Puppies are best suited to families where there’s usually someone home, or to single people with unique schedules, such as those who work from home and have a flexible routine.

Your puppy will need care and attention every couple of hours, especially if they are very young when you adopt them.


Other Pros and Cons


They’ll Change Your Life


As a lifelong dog owner, I can confidently say that dogs have changed my life for the better. I would never want to be without the companionship and love of a dog.

However, change is difficult even when it’s good—and a new puppy will create many changes in your life. Some of them might not be welcome!

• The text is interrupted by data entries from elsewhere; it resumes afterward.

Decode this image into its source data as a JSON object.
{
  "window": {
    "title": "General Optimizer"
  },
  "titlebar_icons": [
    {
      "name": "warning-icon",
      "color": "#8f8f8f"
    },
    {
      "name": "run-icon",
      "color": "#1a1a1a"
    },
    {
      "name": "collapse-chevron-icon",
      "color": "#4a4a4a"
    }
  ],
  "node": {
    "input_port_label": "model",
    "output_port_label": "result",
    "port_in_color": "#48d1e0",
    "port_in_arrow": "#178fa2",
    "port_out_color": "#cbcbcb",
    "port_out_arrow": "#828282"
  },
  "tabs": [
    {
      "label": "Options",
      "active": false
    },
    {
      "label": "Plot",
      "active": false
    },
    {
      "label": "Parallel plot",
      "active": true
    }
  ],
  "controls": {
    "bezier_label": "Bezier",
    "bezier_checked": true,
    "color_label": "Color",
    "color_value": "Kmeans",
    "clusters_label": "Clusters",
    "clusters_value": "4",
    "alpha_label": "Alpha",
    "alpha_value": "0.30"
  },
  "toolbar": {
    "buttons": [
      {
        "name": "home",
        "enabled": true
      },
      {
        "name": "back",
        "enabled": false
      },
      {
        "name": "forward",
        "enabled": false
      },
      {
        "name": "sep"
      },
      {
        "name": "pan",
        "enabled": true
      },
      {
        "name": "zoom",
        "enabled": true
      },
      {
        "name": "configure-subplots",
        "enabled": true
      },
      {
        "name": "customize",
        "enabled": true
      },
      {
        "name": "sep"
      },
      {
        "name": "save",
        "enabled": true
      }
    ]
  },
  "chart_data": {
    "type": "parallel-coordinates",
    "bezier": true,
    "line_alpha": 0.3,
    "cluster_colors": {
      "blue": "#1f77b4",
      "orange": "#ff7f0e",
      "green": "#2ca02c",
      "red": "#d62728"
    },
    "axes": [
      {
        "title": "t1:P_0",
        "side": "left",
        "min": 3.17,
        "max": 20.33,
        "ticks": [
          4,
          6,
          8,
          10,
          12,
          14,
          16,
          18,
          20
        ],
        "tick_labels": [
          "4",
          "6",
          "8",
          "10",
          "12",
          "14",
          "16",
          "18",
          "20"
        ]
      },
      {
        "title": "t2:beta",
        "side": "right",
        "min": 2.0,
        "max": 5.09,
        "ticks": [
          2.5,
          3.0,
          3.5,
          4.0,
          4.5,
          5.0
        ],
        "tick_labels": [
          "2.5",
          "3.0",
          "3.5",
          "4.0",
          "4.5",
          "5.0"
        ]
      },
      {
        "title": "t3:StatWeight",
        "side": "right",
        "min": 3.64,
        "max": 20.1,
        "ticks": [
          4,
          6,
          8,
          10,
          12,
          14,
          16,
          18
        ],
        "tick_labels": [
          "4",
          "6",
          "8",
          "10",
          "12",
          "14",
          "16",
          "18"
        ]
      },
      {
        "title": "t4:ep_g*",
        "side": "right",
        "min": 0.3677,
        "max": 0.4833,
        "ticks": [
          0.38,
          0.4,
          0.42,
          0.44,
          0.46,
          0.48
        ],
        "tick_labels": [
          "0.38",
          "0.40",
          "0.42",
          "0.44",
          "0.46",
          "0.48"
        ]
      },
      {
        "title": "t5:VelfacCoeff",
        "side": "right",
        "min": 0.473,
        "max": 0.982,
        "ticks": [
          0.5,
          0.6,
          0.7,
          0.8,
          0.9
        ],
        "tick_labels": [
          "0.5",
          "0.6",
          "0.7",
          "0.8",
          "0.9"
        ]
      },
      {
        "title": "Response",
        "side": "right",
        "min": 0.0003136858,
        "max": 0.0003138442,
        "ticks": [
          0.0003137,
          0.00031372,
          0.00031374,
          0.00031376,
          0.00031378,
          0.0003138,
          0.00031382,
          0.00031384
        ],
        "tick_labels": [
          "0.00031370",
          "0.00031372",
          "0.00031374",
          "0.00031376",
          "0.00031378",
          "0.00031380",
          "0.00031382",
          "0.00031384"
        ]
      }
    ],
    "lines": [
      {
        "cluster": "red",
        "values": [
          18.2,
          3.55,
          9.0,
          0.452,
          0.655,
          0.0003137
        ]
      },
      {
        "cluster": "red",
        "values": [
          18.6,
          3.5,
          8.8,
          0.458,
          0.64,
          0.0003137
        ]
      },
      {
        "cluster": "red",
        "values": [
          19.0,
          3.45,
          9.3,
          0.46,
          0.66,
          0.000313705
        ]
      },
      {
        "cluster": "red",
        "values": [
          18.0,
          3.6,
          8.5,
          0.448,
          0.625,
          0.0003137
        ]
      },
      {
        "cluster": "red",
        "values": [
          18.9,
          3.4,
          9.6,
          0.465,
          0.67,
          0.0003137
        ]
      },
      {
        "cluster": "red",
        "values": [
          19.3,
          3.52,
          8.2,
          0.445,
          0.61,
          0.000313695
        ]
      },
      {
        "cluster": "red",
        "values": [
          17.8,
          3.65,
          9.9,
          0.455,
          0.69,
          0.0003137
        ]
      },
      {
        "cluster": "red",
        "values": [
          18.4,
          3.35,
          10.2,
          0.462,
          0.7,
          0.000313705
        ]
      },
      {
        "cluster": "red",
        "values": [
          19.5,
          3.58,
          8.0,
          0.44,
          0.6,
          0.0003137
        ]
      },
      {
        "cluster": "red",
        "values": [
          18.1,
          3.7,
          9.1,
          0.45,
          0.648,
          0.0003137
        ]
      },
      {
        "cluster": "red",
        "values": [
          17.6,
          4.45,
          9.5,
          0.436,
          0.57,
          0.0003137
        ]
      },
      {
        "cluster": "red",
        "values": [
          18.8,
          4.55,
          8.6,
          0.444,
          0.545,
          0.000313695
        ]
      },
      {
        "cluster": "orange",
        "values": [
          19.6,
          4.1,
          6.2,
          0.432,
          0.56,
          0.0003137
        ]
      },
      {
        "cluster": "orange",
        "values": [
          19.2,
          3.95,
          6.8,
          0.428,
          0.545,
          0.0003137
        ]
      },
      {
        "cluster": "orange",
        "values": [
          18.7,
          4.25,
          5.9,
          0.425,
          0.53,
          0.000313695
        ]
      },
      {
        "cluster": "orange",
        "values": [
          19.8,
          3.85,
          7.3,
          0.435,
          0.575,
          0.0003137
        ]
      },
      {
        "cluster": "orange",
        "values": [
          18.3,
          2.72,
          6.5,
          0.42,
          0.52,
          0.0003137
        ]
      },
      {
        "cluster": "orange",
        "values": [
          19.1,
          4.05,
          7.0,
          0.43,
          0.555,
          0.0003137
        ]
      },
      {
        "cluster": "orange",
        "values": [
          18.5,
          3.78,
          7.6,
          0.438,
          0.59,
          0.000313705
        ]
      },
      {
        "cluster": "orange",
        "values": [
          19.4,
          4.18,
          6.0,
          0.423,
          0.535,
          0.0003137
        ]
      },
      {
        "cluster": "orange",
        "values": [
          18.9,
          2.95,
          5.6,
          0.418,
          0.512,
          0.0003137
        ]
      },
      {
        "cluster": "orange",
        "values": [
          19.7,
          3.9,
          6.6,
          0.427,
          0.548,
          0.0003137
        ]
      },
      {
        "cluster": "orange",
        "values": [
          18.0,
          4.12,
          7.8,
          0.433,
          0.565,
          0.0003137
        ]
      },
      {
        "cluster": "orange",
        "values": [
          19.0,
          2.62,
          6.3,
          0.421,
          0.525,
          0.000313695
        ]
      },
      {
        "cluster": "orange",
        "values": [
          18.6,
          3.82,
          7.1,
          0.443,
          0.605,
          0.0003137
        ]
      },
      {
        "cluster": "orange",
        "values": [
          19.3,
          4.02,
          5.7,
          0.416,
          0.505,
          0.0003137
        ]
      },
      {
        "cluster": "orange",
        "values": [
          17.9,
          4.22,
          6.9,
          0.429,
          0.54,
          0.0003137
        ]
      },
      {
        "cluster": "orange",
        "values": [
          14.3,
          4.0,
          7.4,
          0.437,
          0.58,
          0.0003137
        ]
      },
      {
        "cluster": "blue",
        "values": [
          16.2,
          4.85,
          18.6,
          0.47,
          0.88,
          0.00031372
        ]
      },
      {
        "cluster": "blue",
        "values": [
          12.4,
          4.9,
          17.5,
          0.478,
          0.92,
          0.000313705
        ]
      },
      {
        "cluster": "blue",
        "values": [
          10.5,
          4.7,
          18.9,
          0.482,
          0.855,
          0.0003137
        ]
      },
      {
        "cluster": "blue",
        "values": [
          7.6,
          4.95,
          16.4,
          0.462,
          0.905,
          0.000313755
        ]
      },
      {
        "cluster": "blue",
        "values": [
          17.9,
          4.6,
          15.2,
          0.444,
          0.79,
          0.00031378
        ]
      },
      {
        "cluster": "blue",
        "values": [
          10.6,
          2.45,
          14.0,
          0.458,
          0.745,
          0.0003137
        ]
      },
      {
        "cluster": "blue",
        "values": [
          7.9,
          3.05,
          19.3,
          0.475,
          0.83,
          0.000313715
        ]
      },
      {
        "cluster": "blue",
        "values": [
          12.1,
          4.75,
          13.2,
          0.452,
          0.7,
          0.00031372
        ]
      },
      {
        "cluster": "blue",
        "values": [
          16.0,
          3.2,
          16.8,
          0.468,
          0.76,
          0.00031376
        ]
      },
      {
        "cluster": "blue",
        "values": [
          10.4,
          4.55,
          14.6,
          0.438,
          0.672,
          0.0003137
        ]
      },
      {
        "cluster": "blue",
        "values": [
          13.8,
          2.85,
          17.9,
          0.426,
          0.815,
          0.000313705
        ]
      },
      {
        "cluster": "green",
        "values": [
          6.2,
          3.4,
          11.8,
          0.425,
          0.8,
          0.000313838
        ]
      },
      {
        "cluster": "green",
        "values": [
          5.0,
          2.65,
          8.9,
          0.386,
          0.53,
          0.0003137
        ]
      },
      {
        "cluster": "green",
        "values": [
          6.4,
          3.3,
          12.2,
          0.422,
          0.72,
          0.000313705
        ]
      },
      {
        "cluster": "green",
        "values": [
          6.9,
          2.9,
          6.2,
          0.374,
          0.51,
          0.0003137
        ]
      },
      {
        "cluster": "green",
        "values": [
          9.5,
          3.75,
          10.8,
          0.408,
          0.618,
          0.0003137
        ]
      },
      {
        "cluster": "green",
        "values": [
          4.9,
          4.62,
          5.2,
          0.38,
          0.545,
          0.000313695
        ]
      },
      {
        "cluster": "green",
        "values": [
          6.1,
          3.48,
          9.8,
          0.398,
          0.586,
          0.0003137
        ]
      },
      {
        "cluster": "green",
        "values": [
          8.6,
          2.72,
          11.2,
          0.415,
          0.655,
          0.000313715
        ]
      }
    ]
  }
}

Your routines will have to change to fit around your pup’s needs. For example, when potty training and until your dog is old enough to hold their bladder, you’ll have to bring them outside constantly.

When I adopted my dog Charlie, he was only 10 months old and loved to chew. I had to change the way I organized my house so that things like shoes and socks were out of his reach.

You’ll likely also have to puppy-proof your home so that your pup can’t get into anything that is dangerous to them, or chew up anything that’s valuable to you.

If you aren’t ready for a huge change to your life, then you aren’t ready to adopt a pet!


They Thrive on Routine


If you need some accountability when it comes to sticking to routine, look no further! Puppies thrive on consistency and will quickly learn when to expect meals, exercise, and whatever else you do from day to day.


On the flip side, if you’re someone who likes to be more spontaneous or struggles with routines, then you may have trouble keeping up with a puppy. They can adapt to your lifestyle to a point, but you can’t miss vital things such as feeding them on a set routine or giving them consistent potty breaks throughout the day.